Other major characters in the show are Brooke Bellingham (Brooke Callaghan), former best friend to Abby who, disappointed with her friend's choice of social group, tries many deceitful methods of winning her back, despite still wishing they could be best friends. However, when she learns the truth behind Abby's family tree, she abandons Abby with the future of their previous friendship in doubt.

Ryan Granger (Alex Hughes) and Sam Keogh (Miles Szanto) act as the bully characters.
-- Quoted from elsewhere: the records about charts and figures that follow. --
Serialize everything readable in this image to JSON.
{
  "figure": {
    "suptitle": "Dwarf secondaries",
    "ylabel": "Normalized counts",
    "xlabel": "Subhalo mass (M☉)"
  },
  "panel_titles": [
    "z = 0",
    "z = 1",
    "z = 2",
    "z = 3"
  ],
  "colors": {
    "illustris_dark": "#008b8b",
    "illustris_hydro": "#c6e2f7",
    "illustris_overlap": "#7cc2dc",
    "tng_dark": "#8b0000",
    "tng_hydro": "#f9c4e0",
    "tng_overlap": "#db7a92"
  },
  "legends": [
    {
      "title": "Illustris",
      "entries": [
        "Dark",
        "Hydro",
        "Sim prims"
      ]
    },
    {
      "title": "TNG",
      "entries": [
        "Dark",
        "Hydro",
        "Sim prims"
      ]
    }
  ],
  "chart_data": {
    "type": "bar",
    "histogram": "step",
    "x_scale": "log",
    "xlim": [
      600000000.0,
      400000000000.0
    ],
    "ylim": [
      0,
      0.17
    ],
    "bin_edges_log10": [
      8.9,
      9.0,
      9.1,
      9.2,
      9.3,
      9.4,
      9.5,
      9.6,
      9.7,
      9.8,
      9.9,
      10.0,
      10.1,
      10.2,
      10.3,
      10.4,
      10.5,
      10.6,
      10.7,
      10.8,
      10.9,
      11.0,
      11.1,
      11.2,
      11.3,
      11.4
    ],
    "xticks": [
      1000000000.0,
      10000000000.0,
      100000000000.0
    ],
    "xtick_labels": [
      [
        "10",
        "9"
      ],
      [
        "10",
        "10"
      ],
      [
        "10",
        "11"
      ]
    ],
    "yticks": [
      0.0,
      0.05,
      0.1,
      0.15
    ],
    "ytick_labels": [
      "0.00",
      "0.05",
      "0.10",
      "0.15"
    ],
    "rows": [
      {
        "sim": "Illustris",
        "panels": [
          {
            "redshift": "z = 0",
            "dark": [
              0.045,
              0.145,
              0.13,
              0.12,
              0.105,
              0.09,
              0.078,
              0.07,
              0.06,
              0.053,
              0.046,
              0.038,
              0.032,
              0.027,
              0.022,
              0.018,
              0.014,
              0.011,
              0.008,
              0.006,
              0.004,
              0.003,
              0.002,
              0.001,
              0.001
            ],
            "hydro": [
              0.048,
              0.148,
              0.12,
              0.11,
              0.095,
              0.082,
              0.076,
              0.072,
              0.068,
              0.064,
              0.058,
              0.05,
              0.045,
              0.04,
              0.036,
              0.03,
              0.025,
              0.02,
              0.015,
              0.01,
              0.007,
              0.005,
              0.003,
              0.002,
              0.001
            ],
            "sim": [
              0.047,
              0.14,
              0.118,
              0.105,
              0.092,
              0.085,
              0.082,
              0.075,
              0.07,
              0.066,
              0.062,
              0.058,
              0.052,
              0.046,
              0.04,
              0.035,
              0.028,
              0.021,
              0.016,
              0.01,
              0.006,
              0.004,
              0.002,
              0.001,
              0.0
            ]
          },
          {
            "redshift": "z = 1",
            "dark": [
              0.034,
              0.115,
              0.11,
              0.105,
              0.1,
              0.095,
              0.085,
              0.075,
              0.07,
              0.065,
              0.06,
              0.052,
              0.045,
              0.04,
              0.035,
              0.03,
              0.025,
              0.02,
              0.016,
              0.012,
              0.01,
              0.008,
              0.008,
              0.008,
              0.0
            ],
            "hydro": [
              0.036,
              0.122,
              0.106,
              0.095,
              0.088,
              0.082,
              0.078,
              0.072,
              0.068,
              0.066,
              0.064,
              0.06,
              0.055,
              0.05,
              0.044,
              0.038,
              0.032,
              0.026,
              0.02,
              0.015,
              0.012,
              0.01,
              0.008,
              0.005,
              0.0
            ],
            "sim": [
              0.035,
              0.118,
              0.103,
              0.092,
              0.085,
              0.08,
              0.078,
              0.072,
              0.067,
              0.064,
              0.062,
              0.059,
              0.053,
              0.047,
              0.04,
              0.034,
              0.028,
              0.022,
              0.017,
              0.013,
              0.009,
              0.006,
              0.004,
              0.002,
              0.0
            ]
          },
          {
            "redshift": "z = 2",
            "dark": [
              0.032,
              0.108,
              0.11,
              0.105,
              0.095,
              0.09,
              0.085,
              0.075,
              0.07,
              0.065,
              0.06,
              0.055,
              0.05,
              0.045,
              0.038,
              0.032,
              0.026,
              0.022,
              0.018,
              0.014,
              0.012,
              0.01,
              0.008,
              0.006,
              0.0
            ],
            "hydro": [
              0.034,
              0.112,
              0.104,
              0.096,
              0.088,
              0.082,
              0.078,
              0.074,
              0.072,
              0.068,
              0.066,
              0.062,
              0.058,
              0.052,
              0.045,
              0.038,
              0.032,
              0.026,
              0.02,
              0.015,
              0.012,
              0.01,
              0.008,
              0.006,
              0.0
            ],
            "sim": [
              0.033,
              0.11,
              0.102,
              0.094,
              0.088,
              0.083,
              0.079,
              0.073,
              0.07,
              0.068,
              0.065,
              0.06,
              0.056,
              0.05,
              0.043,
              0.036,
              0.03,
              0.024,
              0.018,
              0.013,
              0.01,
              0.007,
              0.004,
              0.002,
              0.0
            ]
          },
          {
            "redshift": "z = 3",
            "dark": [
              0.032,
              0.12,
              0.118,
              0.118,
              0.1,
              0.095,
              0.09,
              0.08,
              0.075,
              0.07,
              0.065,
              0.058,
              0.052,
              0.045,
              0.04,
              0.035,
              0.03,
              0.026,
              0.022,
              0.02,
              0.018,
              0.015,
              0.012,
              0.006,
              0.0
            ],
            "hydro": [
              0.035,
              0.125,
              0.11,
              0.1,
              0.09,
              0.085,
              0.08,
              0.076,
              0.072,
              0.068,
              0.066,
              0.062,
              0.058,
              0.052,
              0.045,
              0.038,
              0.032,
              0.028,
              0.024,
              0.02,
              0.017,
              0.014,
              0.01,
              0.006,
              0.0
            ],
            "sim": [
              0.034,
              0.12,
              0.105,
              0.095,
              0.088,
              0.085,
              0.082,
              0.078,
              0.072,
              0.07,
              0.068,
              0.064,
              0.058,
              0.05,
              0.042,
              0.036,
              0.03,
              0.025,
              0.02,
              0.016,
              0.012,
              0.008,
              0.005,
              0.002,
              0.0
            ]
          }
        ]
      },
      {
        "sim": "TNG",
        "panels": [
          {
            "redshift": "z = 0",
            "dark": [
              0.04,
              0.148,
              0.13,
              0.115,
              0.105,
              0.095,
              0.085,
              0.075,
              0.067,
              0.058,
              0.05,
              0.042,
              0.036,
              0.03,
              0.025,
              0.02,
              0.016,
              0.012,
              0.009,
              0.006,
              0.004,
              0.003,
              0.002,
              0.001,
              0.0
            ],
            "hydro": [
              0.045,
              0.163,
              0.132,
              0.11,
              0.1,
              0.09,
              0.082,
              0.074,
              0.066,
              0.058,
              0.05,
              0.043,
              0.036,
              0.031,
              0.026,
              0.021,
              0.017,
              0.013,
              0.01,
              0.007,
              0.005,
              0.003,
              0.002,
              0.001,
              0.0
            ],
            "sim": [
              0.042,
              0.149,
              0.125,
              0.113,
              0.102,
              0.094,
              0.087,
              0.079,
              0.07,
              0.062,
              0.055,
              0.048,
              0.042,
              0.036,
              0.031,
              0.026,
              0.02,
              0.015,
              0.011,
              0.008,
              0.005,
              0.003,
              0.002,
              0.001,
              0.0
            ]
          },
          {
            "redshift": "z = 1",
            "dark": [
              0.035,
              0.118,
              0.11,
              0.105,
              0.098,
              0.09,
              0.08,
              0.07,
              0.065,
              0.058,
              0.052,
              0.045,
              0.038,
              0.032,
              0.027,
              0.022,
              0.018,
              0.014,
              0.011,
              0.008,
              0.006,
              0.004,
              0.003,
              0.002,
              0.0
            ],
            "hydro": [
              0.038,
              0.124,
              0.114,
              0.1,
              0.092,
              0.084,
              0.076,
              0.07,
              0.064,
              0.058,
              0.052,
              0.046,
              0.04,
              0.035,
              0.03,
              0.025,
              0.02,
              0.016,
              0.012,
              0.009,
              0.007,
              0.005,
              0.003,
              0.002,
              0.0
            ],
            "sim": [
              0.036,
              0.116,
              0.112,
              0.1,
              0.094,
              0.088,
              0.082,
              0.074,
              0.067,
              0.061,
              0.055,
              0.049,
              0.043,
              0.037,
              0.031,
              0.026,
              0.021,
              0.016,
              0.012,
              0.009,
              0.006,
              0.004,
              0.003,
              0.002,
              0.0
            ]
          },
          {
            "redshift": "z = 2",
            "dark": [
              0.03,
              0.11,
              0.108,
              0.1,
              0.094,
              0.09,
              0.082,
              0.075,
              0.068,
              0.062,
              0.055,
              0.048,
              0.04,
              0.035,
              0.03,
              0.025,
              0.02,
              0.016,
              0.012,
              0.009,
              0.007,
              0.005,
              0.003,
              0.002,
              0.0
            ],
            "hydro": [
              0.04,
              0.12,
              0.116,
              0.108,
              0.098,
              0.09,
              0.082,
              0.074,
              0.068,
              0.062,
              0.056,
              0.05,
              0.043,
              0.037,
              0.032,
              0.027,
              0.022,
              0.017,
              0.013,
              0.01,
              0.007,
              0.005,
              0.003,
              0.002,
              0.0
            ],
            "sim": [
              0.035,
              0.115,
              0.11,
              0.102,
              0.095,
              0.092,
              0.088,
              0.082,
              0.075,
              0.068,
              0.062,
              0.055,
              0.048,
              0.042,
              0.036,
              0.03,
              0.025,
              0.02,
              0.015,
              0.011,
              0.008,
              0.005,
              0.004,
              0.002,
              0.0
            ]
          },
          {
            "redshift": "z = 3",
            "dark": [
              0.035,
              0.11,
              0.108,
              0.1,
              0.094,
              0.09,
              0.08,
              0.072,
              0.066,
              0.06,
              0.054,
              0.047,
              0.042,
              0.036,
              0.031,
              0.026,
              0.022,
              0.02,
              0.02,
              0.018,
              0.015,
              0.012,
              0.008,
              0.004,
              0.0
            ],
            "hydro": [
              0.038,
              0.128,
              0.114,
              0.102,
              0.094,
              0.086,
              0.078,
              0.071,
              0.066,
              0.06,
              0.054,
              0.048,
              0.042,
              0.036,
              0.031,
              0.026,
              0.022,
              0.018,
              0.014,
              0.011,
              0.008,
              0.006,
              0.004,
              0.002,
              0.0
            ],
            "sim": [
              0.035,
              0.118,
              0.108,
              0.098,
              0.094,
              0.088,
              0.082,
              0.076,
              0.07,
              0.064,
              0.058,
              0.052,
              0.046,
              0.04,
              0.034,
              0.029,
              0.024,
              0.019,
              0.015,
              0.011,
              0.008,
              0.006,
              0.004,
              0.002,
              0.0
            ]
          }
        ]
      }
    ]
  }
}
They are residents of Eden Beach who take particular interest in getting the Ferals out of town, and often resort to ridiculous and callous acts to achieve this, almost all of which backfire on them.

Rachel Oakley (Nathy Gaffney) is Abby's mother, who goes to enormous lengths to try to stop Abby seeing Marian, even going as far as threatening to send her to boarding school.

Tobar Freeman (Craig Elliott) is Marian's father, who at the time of moving to Eden Beach is on probation for robbery, a secret kept from Marian until it is revealed to him later in the series by Rachel Oakley.

Abby's grandmother Gwen (Melissa Jaffer) who Abby is sent to live with in the second part of the series after a series of incidents with her parents.

The story culminates in the Ferals leaving Eden Beach after Marian's father comes off probation, with Marian and his mother opting to stay behind when it is revealed he is in fact related to Abby and her brother, Charlie (Samuel Rosek), as Kizzy, the head of the Ferals, is the sister of Gwen. This emerges when Gwen attempts to persuade her family to remain in town so that Marian's kid brother, Banjo (Trent Sierra), who is deaf, can have a cochlear implant leading to Gwen taking temporary custody of Banjo until such time he has had his operation and fully recovered from it.